The two ways to scale#
When your server can't handle the load anymore, you have exactly two options:
Vertical Scaling — make the machine bigger
Upgrade your existing server. More CPU, more RAM, faster disk. Same machine, more power.
- Simple — no code changes, no architecture changes
- Has a hard ceiling — the biggest server money can buy still has limits
- Single point of failure — one big machine is still one machine
- Expensive — high-end hardware costs disproportionately more
Horizontal Scaling — add more machines
Run many average servers in parallel with a load balancer distributing traffic between them.
- No ceiling — add as many servers as you need
- No single point of failure — one dies, the others keep serving
- Cheaper — commodity hardware scales linearly with cost
- Complex — now you have a distributed system with all its problems
The industry default is horizontal scaling
Vertical scaling buys you time. Horizontal scaling is the real answer.
What makes horizontal scaling hard — state#
If your servers are stateless — no memory between requests — horizontal scaling is trivial. Add more servers, put them behind a load balancer, done. Any server can handle any request.
The problem starts when servers are stateful — when they remember things. If user A's session is stored on Server 1 and the next request goes to Server 2 — Server 2 has no idea who they are.
The core challenge of scalability: move state out of your servers and into dedicated systems (databases, caches, message queues) so the servers themselves stay stateless and horizontally scalable.
The three bottlenecks you'll hit#
As traffic grows, bottlenecks appear in a predictable order:
1. CPU / App servers Too many requests, threads exhausted. Fix: add more app servers horizontally.
2. Database App servers scaled fine, but now they're all hammering one database. The DB becomes the bottleneck. Fix: read replicas, caching, sharding.
3. Network / Bandwidth Data volume grows so large that network throughput becomes the limit. Fix: CDNs, compression, smarter data transfer.
Each bottleneck requires a different solution. Scaling is not one decision — it's a sequence of decisions as each layer hits its limit.
Scaling is not just about traffic volume#
Load comes in different shapes:
| Load type | Example | Scaling approach |
|---|---|---|
| More users, read-heavy | Social media, news feed | Read replicas, caching, CDN |
| Write-heavy | Logging, metrics, financial transactions | Sharding, message queues |
| Larger data | File hosting, video streaming | Object storage, CDN |
| Spiky traffic | Ticket sales, product launches | Auto-scaling, pre-warming |
The scaling strategy depends on which type of load you're dealing with. A system handling 1M steady reads scales very differently from one handling 100k sudden writes.

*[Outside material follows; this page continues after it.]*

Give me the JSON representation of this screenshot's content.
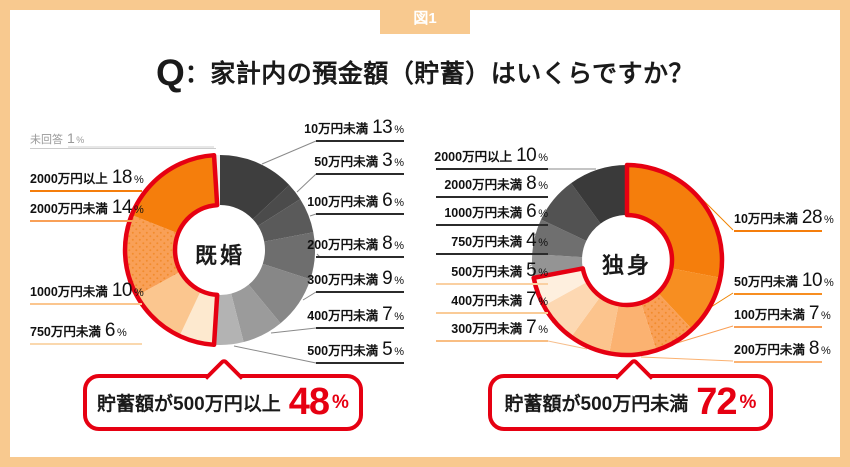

The scalability moment in every interview#
After you draw the initial architecture, the interviewer will ask:
"Now what if this needs to handle 10x the traffic?"
Walk through it systematically: 1. Which component breaks first? 2. What do you do to it? 3. What breaks next?
Scalability is a sequence of bottleneck → fix → next bottleneck
Never say "I'd scale the whole system." Always identify the specific bottleneck first.